Tuesday, August 24, 2010

Strep B!!!!

I have a theory about strep B.


With all of the treatments and preventative therapies out there, from diet to Hibiclens washes, I find it very interesting that strep b remains a serious fear for many practitioners.

How it is that 33% of women are colonized at term, and that 1-2% of their babies will be affected by this. And that 25% of these babies are premature. (This is a quote from the CDC's strategy paper. ) But 100% of women who test positive for Strep B or who have risk factors during labor: a fever of 100.4 or over, membranes ruptured longer than 18 hours, a previous baby with strep b or labor before 37 weeks, are treated with antibiotics during labor.

I inform my clients about strep b and give them the choice to be cultured, or not. They choose to be treated with antibiotics or not. Most opt out of the culture and all have opted out of the antibiotics. In over 20 years I have never had a baby with a strep b infection. Here is my theory:

The strep bacteria reside on the outside of the woman's genitalia and on the anus. When culturing a woman, this is where the culture is collected from. So if the bacteria always live there how is it that they wind up on the amniotic sac inside of the uterus? I think that care providers put it there. During the last month of the pregnancy, how common is it to have a routine check of the cervix at every visit. Could it be possible that the examiner's fingers are collecting the bacteria (especially if it is colonized) and inoculating the cervix and the amniotic sac with this bacteria.

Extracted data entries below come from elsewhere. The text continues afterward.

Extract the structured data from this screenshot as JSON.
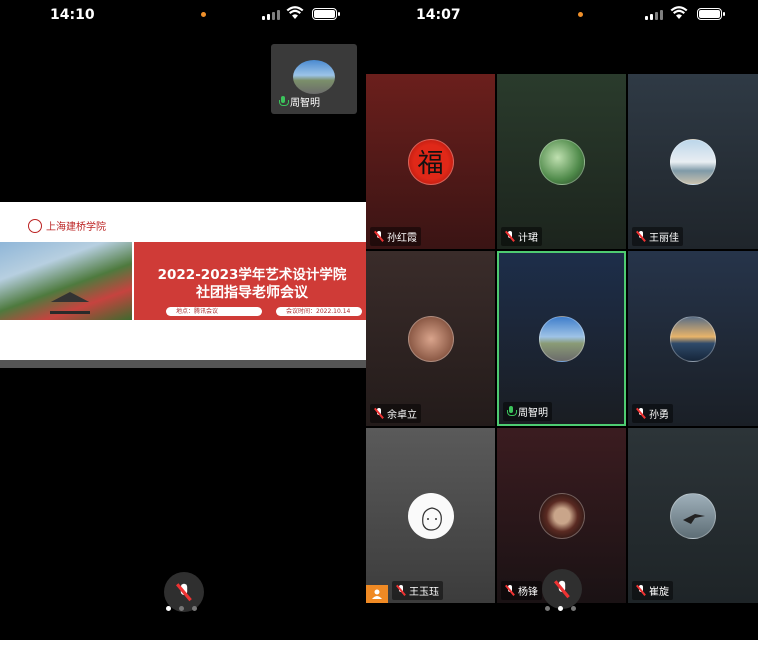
{
  "left_phone": {
    "status_time": "14:10",
    "thumbnail": {
      "name": "周智明"
    },
    "slide": {
      "logo_text": "上海建桥学院",
      "title_line1": "2022-2023学年艺术设计学院",
      "title_line2": "社团指导老师会议",
      "location": "地点：腾讯会议",
      "meeting_time": "会议时间：2022.10.14"
    },
    "pager": {
      "pages": 3,
      "active": 0
    }
  },
  "right_phone": {
    "status_time": "14:07",
    "participants": [
      {
        "name": "孙红霞",
        "mic": "muted",
        "avatar": "fu-character"
      },
      {
        "name": "计珺",
        "mic": "muted",
        "avatar": "green-plant"
      },
      {
        "name": "王丽佳",
        "mic": "muted",
        "avatar": "beach-figures"
      },
      {
        "name": "余卓立",
        "mic": "muted",
        "avatar": "hands"
      },
      {
        "name": "周智明",
        "mic": "active",
        "avatar": "road-sky"
      },
      {
        "name": "孙勇",
        "mic": "muted",
        "avatar": "sunset-clouds"
      },
      {
        "name": "王玉珏",
        "mic": "muted",
        "avatar": "sketch-face",
        "camera_badge": true
      },
      {
        "name": "杨锋",
        "mic": "muted",
        "avatar": "framed-photo"
      },
      {
        "name": "崔旋",
        "mic": "muted",
        "avatar": "bird-water"
      }
    ],
    "pager": {
      "pages": 3,
      "active": 1
    }
  },
  "colors": {
    "accent_green": "#4ecb71",
    "slide_red": "#cf3b37",
    "orange": "#f08a24"
  }
}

Here it has a wonderful environment to grow and to cause the chorio-amnionitis and amnionitis and uterine infection, and baby infection that is so troubling in ob care today.

When mom is in labor, then the checking continues. If the prenatal cervical exams didn't make sure that the bacteria was in the cervix, the labor exams will.

You might ask, "What about intercourse?" Well, I believe that in most situations, the man isn't putting his fingers, or his penis in the cervix, and is not touching the baby's presenting part, or the amniotic sac, or the inside of the os at all. There is also a lot of cleansing fluids and mucous involved with intercourse that are lacking during a cervical exam.

This has prompted me to make sure that in my practice, since I do not know the strep b status of any of my clients, to not do prenatal cervical exams, and to limit the exams in labor to none, or one. I think that this one practice has accounted for the zero strep b infected babies I have had in my service. I may be just a dumb midwife, but this bit of common sense feels very sensible and right.

Stay out of her cervix. There is nothing gained by prenatal cervical exams and during labor, they are more than annoying to the woman anyway. Women have been having babies for thousands of years without anyone checking them. The women I serve like to tell me what to do and I love it when they say they feel like pushing and I say, just follow your body, do what it tells you to do. They love not being checked and given permission to push.

I do check some moms. If they really want me to. But if they don't ask, I don't offer. It simply isn't necessary, and I believe that it is spreading bacteria that is harmful to the baby and the uterus.

I believe that the birth process is a life giving process, not a life threatening process and if left alone will culminate in a healthy and safe arrival of the newborn. I am dedicated to NOT interfere with it in even seemingly harmless ways. One of these ways is the cervical exam. More ways to follow on this blog.